Win rates at first-passage times for biased simple random walks

TL;DR

This paper analyzes the win rate of a biased simple random walk at the first-passage time, deriving explicit formulas and proposing improved unbiased estimators for π based on first-passage sampling.

Contribution

It provides explicit formulas for the expectation and variance of the win rate and introduces novel unbiased estimators of π using biased coin-flip sampling.

Findings

Explicit formulas for expectation and variance of win rate.

Monotonicity properties in bias and threshold.

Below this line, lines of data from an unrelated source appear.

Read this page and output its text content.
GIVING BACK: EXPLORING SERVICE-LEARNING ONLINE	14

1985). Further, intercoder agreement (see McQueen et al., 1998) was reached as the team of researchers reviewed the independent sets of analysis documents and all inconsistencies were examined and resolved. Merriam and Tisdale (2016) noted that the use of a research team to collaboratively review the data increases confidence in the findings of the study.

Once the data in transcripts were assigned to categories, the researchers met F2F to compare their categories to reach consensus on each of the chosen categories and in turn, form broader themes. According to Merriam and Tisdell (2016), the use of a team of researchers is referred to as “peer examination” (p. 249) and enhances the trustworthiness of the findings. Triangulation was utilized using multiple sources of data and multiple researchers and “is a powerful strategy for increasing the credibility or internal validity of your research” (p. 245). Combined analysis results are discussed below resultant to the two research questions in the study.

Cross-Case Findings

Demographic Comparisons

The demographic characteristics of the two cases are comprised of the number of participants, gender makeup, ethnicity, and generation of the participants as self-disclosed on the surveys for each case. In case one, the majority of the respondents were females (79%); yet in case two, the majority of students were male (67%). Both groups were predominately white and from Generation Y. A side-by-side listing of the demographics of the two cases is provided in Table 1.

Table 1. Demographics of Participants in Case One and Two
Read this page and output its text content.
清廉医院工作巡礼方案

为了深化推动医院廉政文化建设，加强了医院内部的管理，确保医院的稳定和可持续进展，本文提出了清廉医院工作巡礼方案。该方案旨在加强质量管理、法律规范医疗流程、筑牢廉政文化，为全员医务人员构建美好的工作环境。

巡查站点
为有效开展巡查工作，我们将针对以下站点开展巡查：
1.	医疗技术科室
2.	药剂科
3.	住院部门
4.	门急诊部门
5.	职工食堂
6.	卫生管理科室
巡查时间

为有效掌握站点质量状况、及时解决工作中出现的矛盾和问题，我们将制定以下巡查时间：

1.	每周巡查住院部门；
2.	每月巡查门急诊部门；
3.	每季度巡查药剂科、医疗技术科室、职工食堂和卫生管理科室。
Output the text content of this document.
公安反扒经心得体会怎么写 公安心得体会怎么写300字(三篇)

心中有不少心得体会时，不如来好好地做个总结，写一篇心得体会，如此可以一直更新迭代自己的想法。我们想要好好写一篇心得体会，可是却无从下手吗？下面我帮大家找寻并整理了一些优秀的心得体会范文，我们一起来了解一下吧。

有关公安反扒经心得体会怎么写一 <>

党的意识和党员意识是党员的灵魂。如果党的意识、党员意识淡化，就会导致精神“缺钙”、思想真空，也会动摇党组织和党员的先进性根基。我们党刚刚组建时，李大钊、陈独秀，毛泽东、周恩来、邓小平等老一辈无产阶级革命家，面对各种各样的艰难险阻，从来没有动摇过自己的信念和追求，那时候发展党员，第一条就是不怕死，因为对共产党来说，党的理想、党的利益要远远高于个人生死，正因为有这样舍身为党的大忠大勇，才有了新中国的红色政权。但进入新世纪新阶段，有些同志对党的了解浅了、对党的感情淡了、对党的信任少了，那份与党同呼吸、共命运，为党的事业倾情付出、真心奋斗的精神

Unbiased estimators of π with improved accuracy and efficiency.

Abstract

We study the win rate $R_{N_d}/N_d$ of a biased simple random walk $S_n$ on $\mathbb{Z}$ at the first-passage time $N_d=\inf\{n\ge 0:S_n=d\}$, with $p=P[X_1=+1]\in[1/2,1)$. Using generating-function techniques and integral representations, we derive explicit formulas for the expectation and variance of $R_{N_d}/N_d$ along with monotonicity properties in the threshold $d$ and the bias $p$. We also provide closed-form expressions and use them to design unbiased coin-flipping estimators of $\pi$ based on first-passage sampling; the resulting schemes illustrate how biasing the coin can dramatically improve both approximation accuracy and computational cost.